In animal studies, extracts of rhodiola, seem to enhance the transport of serotonin precursors, tryptophan, and 5-hydroxytryptophan into the brain. Serotonin is a widely studied brain neurotransmitter chemical that is involved in many functions including, smooth muscle contraction, temperature regulation, appetite, pain perception, behavior, blood pressure and respiration. When balanced, it imparts a a sense of contentment and mental ease. Either too much or too little serotonin on the other hand has been linked to various abnormal mental states such as clinical depression. Thus rhodiola has been used by Russian scientists alone or in combination with antidepressants to boost one’s mental state, a boon in countries and seasons where one is deprived of adequate sun over prolonged periods of months. This leads to a condition known as SAD or Seasonal Affective Disorder, common to Northern European countries.
Rhodiola rosea has been studied regarding its effect on exercise performance by increasing energy production. Rhodiola has the capacity to increase ATP production — the primary source of energy, and heightening this capacity under periods of physical duress. Rhodiola has also been shown to boost energy and fight fatigue by raising levels of muscle glycogen during exercise. Glycogen is a primary source of energy for anaerobic activity such as resistance training. It also significantly reduced lactic acid buildup, a major source of muscle cramping and discomfort. By improving overall energy expenditure, Rhodiola contributes to a greater number of calories burned, and thus improves the effectiveness of a single workout. It also raises productivity throughout the day, and can increase your resting metabolic rate.

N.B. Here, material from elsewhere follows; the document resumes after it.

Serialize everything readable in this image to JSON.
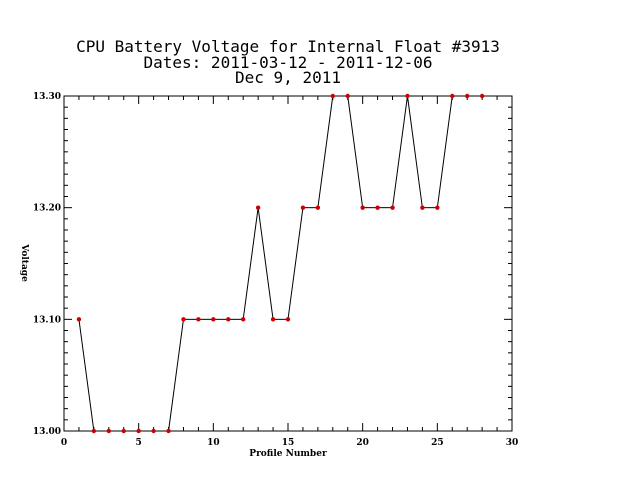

Many other benefits from the use of Rhodiola has been found including its ability to improve hearing, to regulate blood sugar levels for diabetics and protect the liver from environmental toxins. It has been shown to activate the lipolytic processes (fat breakdown) and mobilise lipids from a dipose tissue to the natural fat burning system of your body for weight reduction. It can also clinically enhance thyroid function without causing hyperthyroidism, enhance thymus gland function and protect or delay involution that occurs with ageing. It can also improve your adrenal gland reserves without causing hypertrophy. Throughout the years it has shown to substantially improve erectile dysfunction and/or premature ejaculation in men and normalises their prostatic fluid.
Side effects and safety of Rhodiola rosea extract
Rhodiola may thin your blood, so discontinue use before surgery and consult your doctor if you take blood-thinning medications like Coumadin (warfarin) or supplements like vitamin E.

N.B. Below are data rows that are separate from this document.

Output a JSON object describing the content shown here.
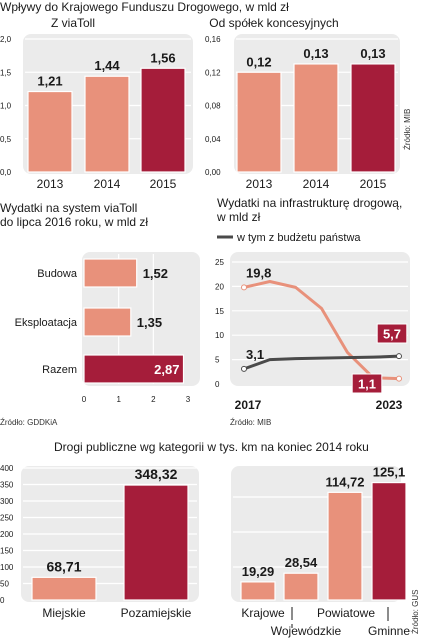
{
  "colors": {
    "panel": "#ebebeb",
    "grid": "#ffffff",
    "bar_light": "#e8917b",
    "bar_dark": "#a51d3a",
    "line_dark": "#4a4a4a",
    "text": "#1a1a1a"
  },
  "header": {
    "title": "Wpływy do Krajowego Funduszu Drogowego, w mld zł"
  },
  "section2": {
    "title_line1": "Wydatki na system viaToll",
    "title_line2": "do lipca 2016 roku, w mld zł"
  },
  "section3": {
    "title_line1": "Wydatki na infrastrukturę drogową,",
    "title_line2": "w mld zł"
  },
  "section4": {
    "title": "Drogi publiczne wg kategorii w tys. km na koniec 2014 roku"
  },
  "sources": {
    "top": "Źródło: MIB",
    "viatoll": "Źródło: GDDKiA",
    "infra": "Źródło: MIB",
    "roads": "Źródło: GUS"
  },
  "chart_data": [
    {
      "type": "bar",
      "title": "Z viaToll",
      "categories": [
        "2013",
        "2014",
        "2015"
      ],
      "values": [
        1.21,
        1.44,
        1.56
      ],
      "labels": [
        "1,21",
        "1,44",
        "1,56"
      ],
      "ylim": [
        0,
        2.0
      ],
      "yticks": [
        0,
        0.5,
        1.0,
        1.5,
        2.0
      ],
      "ytick_labels": [
        "0,0",
        "0,5",
        "1,0",
        "1,5",
        "2,0"
      ],
      "highlight_last": true
    },
    {
      "type": "bar",
      "title": "Od spółek koncesyjnych",
      "categories": [
        "2013",
        "2014",
        "2015"
      ],
      "values": [
        0.12,
        0.13,
        0.13
      ],
      "labels": [
        "0,12",
        "0,13",
        "0,13"
      ],
      "ylim": [
        0,
        0.16
      ],
      "yticks": [
        0,
        0.04,
        0.08,
        0.12,
        0.16
      ],
      "ytick_labels": [
        "0,00",
        "0,04",
        "0,08",
        "0,12",
        "0,16"
      ],
      "highlight_last": true
    },
    {
      "type": "bar",
      "orientation": "horizontal",
      "categories": [
        "Budowa",
        "Eksploatacja",
        "Razem"
      ],
      "values": [
        1.52,
        1.35,
        2.87
      ],
      "labels": [
        "1,52",
        "1,35",
        "2,87"
      ],
      "xlim": [
        0,
        3
      ],
      "xticks": [
        0,
        1,
        2,
        3
      ],
      "xtick_labels": [
        "0",
        "1",
        "2",
        "3"
      ],
      "highlight_last": true
    },
    {
      "type": "line",
      "x": [
        2017,
        2023
      ],
      "xtick_labels": [
        "2017",
        "2023"
      ],
      "ylim": [
        0,
        25
      ],
      "yticks": [
        0,
        5,
        10,
        15,
        20,
        25
      ],
      "ytick_labels": [
        "0",
        "5",
        "10",
        "15",
        "20",
        "25"
      ],
      "legend_label": "w tym z budżetu państwa",
      "series": [
        {
          "role": "total",
          "x": [
            2017,
            2018,
            2019,
            2020,
            2021,
            2022,
            2023
          ],
          "values": [
            19.8,
            21.0,
            19.8,
            15.5,
            6.5,
            1.3,
            1.1
          ],
          "start_label": "19,8",
          "end_label": "1,1"
        },
        {
          "role": "budget",
          "name": "w tym z budżetu państwa",
          "x": [
            2017,
            2018,
            2019,
            2020,
            2021,
            2022,
            2023
          ],
          "values": [
            3.1,
            5.0,
            5.2,
            5.3,
            5.4,
            5.5,
            5.7
          ],
          "start_label": "3,1",
          "end_label": "5,7"
        }
      ]
    },
    {
      "type": "bar",
      "categories": [
        "Miejskie",
        "Pozamiejskie"
      ],
      "values": [
        68.71,
        348.32
      ],
      "labels": [
        "68,71",
        "348,32"
      ],
      "ylim": [
        0,
        400
      ],
      "yticks": [
        0,
        50,
        100,
        150,
        200,
        250,
        300,
        350,
        400
      ],
      "ytick_labels": [
        "0",
        "50",
        "100",
        "150",
        "200",
        "250",
        "300",
        "350",
        "400"
      ],
      "highlight_last": true
    },
    {
      "type": "bar",
      "categories": [
        "Krajowe",
        "Wojewódzkie",
        "Powiatowe",
        "Gminne"
      ],
      "values": [
        19.29,
        28.54,
        114.72,
        125.1
      ],
      "labels": [
        "19,29",
        "28,54",
        "114,72",
        "125,1"
      ],
      "ylim": [
        0,
        130
      ],
      "highlight_last": true
    }
  ]
}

the medical literature has not reported any adverse effects related to foetal development during pregnancy or to infants who are breast-fed. Yet little is known about the use of this dietary supplement while pregnant or breast-feeding. Therefore, it is recommended that you inform your healthcare practitioner of any dietary supplements you are using while pregnant or breast-feeding.
The usual amounts taken are 200 to 600 mg per day of a Rhodiola rosea extract standardized to contain 2-3% rosavins and 0.8-1% salidroside. The nonstandardized amount would be 1 gram of the root three times daily, the amount for the alcoholic extract (40% alcohol) is 5 to 40 drops (0.5 — 1 teaspoon) two to three times per day and for the tea from Rhodiola rosea roots is 1 — 2 cap per day. Rhodiola is usually taken with water before meals or at mealtimes. Please note, that Rhodiola has a more stimulating effect at lower amounts, and a more sedating effect at higher amounts.